Takes a route (i.e., type-safe URL) and a boolean indicating whether or not the request is a write request. It returns an AuthResult, which can have one of three values:

• Authorized

• AuthenticationRequired

• Unauthorized

By default, it returns Authorized for all requests.

authRoute

If isAuthorized returns AuthenticationRequired, then redirect to the given route. If no route is provided (the default), return a 403 "Permission Denied" message.

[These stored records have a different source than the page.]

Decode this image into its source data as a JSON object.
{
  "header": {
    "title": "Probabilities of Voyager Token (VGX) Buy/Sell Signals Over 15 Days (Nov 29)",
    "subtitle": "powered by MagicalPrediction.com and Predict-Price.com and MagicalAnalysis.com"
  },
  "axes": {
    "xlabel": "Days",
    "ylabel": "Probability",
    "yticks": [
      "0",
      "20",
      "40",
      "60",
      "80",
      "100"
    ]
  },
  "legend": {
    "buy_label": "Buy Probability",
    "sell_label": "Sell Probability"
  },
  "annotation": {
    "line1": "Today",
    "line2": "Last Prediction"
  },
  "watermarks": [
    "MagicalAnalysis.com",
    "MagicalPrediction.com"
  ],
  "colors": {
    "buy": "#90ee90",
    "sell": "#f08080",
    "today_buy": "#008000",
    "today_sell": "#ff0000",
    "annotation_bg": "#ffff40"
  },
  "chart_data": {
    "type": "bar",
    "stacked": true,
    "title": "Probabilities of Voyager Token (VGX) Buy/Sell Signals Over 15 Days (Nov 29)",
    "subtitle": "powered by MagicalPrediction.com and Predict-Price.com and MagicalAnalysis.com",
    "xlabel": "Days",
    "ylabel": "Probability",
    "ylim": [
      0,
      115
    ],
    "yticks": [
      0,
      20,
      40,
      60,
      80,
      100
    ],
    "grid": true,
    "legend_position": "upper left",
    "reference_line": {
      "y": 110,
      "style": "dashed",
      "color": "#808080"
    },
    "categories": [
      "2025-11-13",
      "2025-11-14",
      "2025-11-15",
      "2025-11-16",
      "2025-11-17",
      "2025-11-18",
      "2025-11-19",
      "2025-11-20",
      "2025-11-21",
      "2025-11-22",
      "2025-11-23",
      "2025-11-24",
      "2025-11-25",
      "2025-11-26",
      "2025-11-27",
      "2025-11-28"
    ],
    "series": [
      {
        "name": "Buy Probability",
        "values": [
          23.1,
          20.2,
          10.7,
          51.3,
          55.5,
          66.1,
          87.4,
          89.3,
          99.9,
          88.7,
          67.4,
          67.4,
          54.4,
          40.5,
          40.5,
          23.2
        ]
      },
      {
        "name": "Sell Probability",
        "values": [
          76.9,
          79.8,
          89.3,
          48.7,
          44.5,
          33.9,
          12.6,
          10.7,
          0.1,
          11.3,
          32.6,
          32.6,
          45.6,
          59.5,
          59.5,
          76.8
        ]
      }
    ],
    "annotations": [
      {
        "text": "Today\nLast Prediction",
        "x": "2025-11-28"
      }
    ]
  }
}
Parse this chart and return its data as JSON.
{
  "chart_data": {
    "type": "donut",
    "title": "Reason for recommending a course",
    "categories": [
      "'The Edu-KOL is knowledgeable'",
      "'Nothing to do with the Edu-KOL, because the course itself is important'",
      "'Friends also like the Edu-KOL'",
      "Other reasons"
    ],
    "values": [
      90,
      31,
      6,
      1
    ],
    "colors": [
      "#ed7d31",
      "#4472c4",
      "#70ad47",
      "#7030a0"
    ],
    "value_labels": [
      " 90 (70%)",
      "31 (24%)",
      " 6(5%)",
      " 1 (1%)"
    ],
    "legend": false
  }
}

These methods tie in nicely with the yesod-auth package, which is used by the scaffolded site to provide a number of authentication options, such as OpenID, BrowserID, email, username and Twitter. We'll cover more concrete examples in the auth chapter.

Some Simple Settings

Not everything in the Yesod typeclass is complicated. Some methods are simple functions. Let's just go through the list:

encryptKey

Yesod uses client-side sessions, which are stored in encrypted, cryptographically-hashed cookies. Well, as long as you provide an encryption key. If this function returns Nothing, then sessions are disabled. This can be a useful optimization on sites that don't need session facilities, as it avoids an encrypt/decrypt pair on each request.

clientSessionDuration

How long a session should last for. By default, this is two hours.

sessionIpAddress

By default, sessions are tied to an individual IP address. If your users are sitting behind a proxy server, this can cause trouble when their IP suddenly changes. This setting lets you disable this security feature.

cookiePath

What paths within your current domain to set cookies for. The default is "/", and will almost always be correct. One exception might be when you're serving from a subpath within a domain (like our wiki example above).

maximumContentLength

To prevent Denial of Server (DoS) attacks, Yesod will limit the size of request bodies. Some of the time, you'll want to bump that limit for some routes (e.g., a file upload page). This is where you'd do that.

yepnopeJs

You can specify the location of the yepnope Javascript library. If this is given, then yepnope will be used to asynchronously load all of the Javascript on your page.

Summary

The Yesod typeclass has a number of overrideable methods that allow you to configure your application. They are all optional, and provide sensible defaults. By using built-in Yesod constructs like defaultLayout and getMessage, you'll get a consistent look-and-feel throughout your site, including pages automatically generated by Yesod such as error pages and authentication.

We haven't covered all the methods in the Yesod typeclass in this chapter. For a full listing of methods available, you should consult the Haddock documentation.